Qui, dans son enfance, ne s’est pas retrouvé caché dans un coin, le visage couvert de chocolat, déclarant sans sourciller que c’était le chien qui avait mangé la tablette ?

Ceux qui n’aiment pas le chocolat passeront leur chemin, au passage les détracteurs de frites peuvent se joindre à eux. Ici on est sérieux, on cultive une histoire d’amour qui dure depuis 30 ans. Elle a un peu évolué avec le temps, car il faut bien l’avouer, on ne mange plus du chocolat avec autant de frivolité qu’à 10 ans… mais elle est plus profonde, presque spirituelle.

 

Aujourd’hui, je vais vous parler d’un dessert, qui s’articule autour du chocolat bien sûr, mais pas seulement. J’ai été inspiré par cet entremet, créé par Cyril Lignac (1) spécialement pour Pâques. J’ai également pensé aux oeufs, à leur forme arrondie (2). Il y a également cette dentelle, tout en transparence, quasi volante et aérienne, qui m’a donné envie de faire une tuile (3). Enfin, le chocolat semblait être une évidence pour incarner Pâques, sous forme de mousse, de biscuit, de coulis, et de décors, avec des copeaux pour imiter les brisures de bois.

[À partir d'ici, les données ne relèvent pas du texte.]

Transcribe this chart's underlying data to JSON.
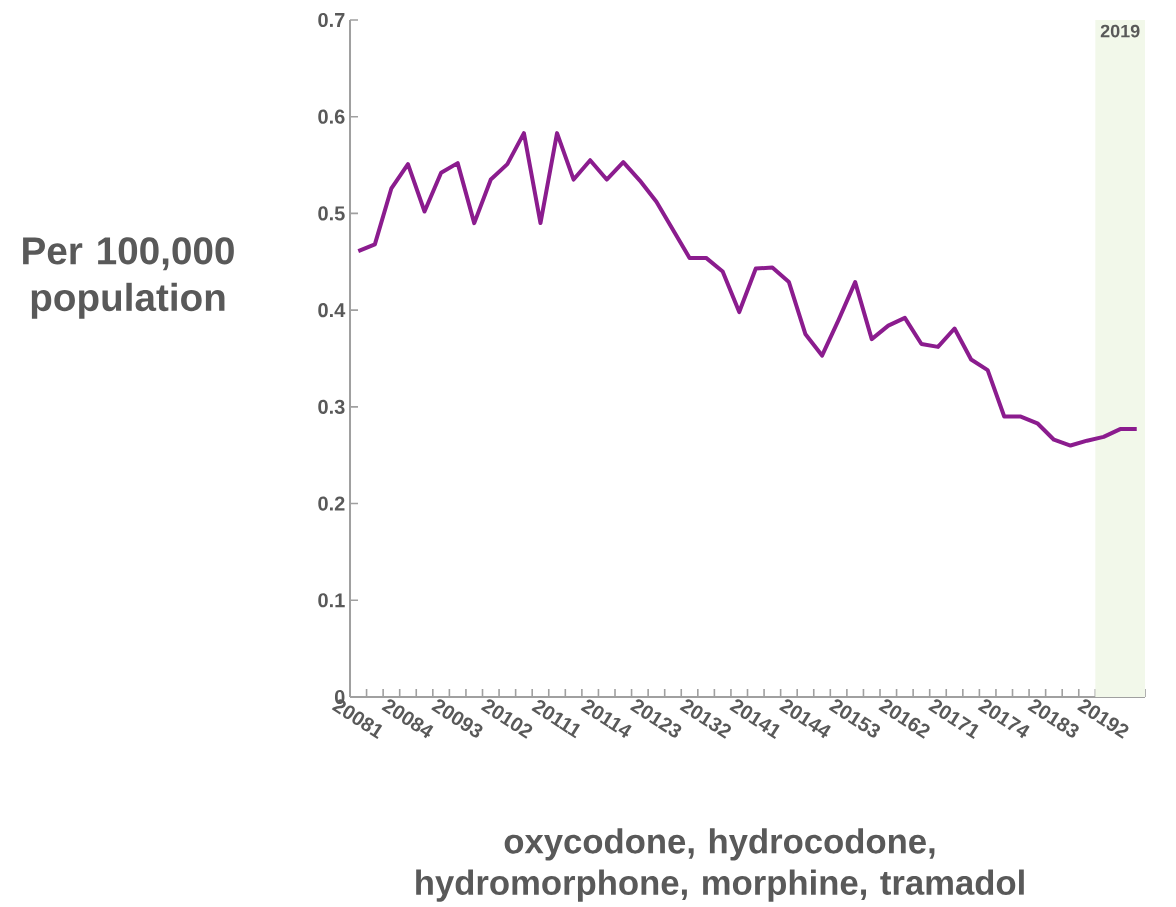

Le café ensuite, pour apporter un peu d’amertume et rappeler l’accord traditionnel café/chocolat après le déjeuner. La poire venant apporter une autre texture, et un peu de fraîcheur.

Pour la présentation, deux options au rendu assez différents, bien que l’on retrouve globalement les mêmes ingrédients dans les deux cas.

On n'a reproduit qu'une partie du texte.